なぜイ・ボミは愛されるのか 休養を経て語った“本音”と秘められた魅力
「私自身が幸せでないと、周りの人たちも幸せな気持ちでいられない」
「棄権したあとはすぐに家がある兵庫に帰って、ゴルフもせずに母とゆっくり過ごしました。7週連続で試合に出ていたことで、本当に疲れがたまっていて、プレーに集中できなくなっていたんです。『もう休みたい……』と思う自分がいました」
イ・ボミが続ける。
「韓国ツアーでプレーしていた時代も棄権は一度もしたことがありません。自分の体調が理由で棄権したのは初めてのことです。今思えば、応援してくれるファンや支えてくれるチームのために、いい姿を見せなきゃいけない、期待に応えなきゃいけないって強く思いすぎていたのかもしれません。私はスポーツ選手なので、結果で見せないといけないとどうしても思ってしまうんです。でも、今回こうして棄権したことで、健康でいること、元気でいることが大事ですし、私自身が幸せでないと、周りの人たちも幸せな気持ちでいられませんよね」
普通は自分のことだけ考えてゴルフすればいいものだ。だが、イ・ボミは周囲の人たちを幸せにしたいと本気で思っている。そうした心持に虜になってしまうゴルフファンの心境も分からなくない。

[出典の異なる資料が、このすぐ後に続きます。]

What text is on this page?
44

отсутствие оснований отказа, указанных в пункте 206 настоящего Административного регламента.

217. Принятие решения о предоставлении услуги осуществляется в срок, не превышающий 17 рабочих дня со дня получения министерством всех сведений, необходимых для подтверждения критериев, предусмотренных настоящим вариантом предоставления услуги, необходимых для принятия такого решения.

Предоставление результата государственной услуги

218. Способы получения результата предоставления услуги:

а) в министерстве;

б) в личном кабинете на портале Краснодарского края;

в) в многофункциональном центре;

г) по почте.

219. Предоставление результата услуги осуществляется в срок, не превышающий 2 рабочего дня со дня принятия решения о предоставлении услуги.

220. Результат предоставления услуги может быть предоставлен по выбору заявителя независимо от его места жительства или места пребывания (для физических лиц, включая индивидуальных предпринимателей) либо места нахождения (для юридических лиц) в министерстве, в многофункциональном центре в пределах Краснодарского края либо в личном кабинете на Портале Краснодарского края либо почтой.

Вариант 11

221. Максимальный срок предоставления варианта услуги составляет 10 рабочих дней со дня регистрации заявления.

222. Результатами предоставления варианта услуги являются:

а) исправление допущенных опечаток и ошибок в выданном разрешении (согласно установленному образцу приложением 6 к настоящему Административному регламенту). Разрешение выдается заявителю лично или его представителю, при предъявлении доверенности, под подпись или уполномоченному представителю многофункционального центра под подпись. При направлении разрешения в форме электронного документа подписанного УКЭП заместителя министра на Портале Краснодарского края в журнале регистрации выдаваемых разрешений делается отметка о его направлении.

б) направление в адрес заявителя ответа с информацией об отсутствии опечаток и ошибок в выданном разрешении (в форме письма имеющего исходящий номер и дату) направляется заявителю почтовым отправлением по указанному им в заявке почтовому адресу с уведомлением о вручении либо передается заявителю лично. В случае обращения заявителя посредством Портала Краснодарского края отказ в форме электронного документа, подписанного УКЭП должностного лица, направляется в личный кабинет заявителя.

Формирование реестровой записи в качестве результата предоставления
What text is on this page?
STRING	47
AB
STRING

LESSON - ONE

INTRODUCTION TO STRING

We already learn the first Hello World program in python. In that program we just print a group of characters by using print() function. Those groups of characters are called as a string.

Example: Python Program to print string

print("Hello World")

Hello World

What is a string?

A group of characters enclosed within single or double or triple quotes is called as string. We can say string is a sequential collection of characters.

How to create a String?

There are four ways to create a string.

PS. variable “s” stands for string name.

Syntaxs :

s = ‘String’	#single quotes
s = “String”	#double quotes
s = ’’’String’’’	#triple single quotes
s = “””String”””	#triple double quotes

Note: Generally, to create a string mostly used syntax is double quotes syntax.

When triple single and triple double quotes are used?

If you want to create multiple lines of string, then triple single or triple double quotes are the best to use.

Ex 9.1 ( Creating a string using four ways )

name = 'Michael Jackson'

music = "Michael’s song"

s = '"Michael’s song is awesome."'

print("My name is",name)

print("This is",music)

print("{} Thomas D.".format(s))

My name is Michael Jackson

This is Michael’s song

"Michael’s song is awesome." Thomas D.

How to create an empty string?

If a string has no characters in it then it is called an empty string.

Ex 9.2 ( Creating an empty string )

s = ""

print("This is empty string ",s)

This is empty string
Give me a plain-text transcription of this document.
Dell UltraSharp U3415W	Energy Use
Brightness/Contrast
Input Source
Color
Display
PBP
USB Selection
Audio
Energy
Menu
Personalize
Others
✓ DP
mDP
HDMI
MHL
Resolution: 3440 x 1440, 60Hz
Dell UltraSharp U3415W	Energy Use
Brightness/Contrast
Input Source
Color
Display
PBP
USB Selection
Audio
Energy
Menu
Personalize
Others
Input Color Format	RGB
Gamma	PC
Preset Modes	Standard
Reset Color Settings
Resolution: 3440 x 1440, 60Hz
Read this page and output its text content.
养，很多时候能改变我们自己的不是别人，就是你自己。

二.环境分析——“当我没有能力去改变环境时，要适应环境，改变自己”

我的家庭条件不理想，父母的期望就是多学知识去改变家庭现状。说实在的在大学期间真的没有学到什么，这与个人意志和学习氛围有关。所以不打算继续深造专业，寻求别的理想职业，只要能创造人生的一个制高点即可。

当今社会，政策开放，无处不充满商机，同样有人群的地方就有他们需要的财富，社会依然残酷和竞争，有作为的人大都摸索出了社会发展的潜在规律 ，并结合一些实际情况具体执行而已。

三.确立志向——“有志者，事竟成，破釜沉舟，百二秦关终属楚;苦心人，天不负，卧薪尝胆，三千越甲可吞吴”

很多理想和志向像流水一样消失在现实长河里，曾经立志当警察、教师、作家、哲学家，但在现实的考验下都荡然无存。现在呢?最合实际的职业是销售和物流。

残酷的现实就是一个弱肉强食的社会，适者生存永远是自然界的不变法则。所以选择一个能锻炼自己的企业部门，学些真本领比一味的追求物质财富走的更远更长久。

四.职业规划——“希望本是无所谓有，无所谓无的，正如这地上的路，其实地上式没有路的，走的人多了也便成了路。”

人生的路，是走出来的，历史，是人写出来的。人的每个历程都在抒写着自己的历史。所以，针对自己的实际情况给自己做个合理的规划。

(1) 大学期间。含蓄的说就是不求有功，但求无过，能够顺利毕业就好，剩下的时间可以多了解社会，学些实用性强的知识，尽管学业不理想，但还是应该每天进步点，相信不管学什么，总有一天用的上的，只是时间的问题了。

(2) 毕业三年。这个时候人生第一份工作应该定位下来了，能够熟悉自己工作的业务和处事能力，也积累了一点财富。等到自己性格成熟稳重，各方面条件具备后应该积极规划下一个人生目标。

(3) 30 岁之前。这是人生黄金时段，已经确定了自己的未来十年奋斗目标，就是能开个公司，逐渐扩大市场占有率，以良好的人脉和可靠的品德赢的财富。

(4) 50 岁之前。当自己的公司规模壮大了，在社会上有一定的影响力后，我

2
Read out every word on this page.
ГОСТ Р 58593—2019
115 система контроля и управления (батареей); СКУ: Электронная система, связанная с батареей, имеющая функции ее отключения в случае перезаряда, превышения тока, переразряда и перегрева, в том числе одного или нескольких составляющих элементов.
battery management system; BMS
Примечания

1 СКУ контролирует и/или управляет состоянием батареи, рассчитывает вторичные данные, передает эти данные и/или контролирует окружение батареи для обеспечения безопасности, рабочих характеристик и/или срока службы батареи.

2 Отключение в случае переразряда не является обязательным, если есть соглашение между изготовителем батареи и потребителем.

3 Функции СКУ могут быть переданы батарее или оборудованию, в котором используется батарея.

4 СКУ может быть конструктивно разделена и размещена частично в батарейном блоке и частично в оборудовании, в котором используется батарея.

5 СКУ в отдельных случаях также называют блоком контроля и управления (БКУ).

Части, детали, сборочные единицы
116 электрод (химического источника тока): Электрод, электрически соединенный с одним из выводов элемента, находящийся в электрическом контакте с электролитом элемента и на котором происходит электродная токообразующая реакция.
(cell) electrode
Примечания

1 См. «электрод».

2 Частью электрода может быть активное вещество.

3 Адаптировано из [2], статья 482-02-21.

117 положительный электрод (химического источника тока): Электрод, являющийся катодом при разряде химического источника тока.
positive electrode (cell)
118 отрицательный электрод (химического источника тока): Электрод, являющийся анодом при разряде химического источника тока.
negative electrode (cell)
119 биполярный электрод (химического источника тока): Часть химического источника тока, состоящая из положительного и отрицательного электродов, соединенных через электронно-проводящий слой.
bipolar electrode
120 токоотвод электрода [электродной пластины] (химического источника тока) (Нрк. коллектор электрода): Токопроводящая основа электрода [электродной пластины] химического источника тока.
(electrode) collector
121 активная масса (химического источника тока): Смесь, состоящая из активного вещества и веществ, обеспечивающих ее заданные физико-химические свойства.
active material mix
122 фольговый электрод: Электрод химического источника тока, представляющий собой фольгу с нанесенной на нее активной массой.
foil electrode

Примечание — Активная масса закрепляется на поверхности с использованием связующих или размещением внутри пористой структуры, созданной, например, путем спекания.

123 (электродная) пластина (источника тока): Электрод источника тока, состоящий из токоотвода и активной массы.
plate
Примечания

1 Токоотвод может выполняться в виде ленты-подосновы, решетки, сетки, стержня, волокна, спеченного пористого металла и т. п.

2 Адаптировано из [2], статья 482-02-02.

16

イ・ボミが試合を棄権して改めて思ったのは、“初心に戻ること”だった。
「私が日本に来た1年目とは、ガラリと状況が変わりました。周囲も、自分も……。だから初心を忘れないことですね。日本に初めて来たときの思いを忘れずに、残りの試合を楽しみたい」
今年、イ・ボミが出場する試合はスタンレーレディス後は残り6試合(富士通レディースは欠場)。“初心忘るべからず”と気持ちをリセットすることに成功したイ・ボミ。2年連続賞金女王に向け、視界は良好だ。